Worship with UsShabbat Services

Six days a week we wrestle with the world; on the Sabbath we especially care for the seed of eternity planted in the soul. – Rabbi Abraham Joshua Heschel (adapted)

Congregation Bayt Shalom celebrates Shabbat with joyous, musical, and participatory services. Our Erev Shabbat/Shabbat evening services begin at 7:30pm every Friday evening and lasts about 1 hour. We use the prayerbook, Likrat Shabbat, and the service includes both Hebrew and English readings. Our Shabbat morning service begins at 10:00am typically on the third Saturday of each month and last about an hour and a half. Our service includes a Torah reading from the Torah scroll and the haftarah reading in English. We use the prayerbook, Siddur Sim Shalom, and the service is mainly in Hebrew. English transliteration is available for both services.

Following services we join together for an Oneg (dessert reception) in the social hall to say Kiddush and Motzi (blessings over wine and challah bread) and to enjoy delicious treats and good conversation!

Attire for services is business casual. Congregants typically wear a button shirt or polo shirt (no tie unless you prefer to wear one) and khaki pants or wear a nice blouse with a skirt or dressy slacks, or a dress.

Shabbat Evening-Erev Shabbat Services

Every Friday


Community Shabbat Dinner

(please bring dairy/fish/vegetarian dish, or dessert, or drink to share)

1st Friday Each Month


Tot Shabbat

(for babies, toddlers, preschoolers, and young children)

1st Friday each month


Shabbat Morning Services

3rd Saturday Each Month

unless bar/bat mitzvah or holiday, please check calendar


Minhag (Customs & Traditions)

  • We respecfully ask that all men wear a kippah (skullcap) while inside the synagogue.
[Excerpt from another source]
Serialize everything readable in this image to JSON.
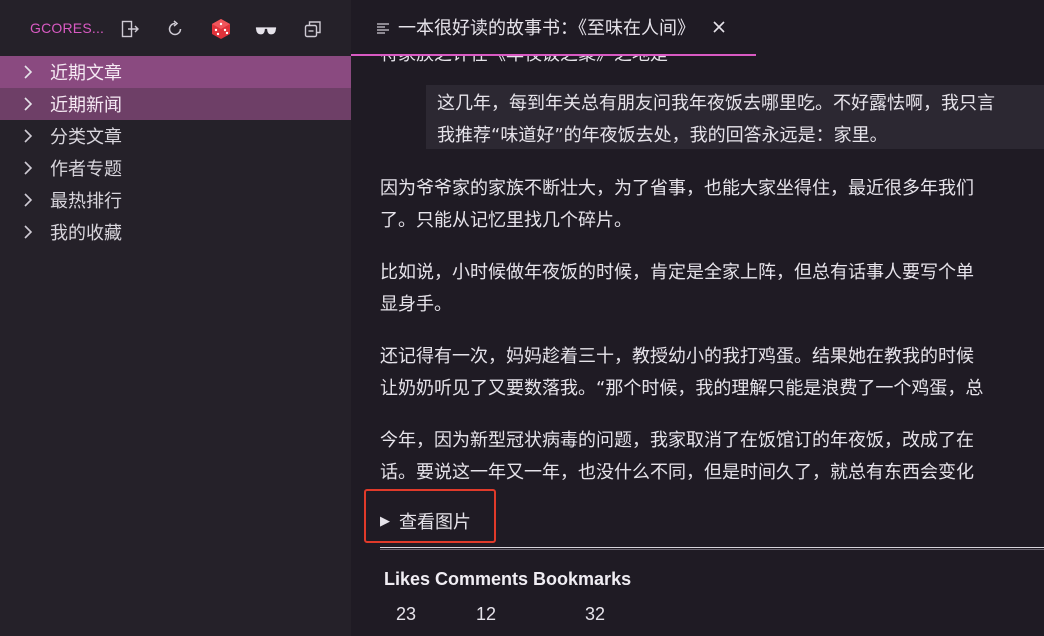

Women are encouraged to wear a kippah during services if they feel comfortable doing so. Kippot (plural of kippah) are provided at the entrance of the synagogue.
  • Jewish men and women are welcome to don a tallit (prayer shawl) during morning services.
  • Whenever we say HaMotzi (the blessing over bread), everyone touches someone who touches someone who touches someone else who is helping to hold the challah plate. This links us together in sacred community.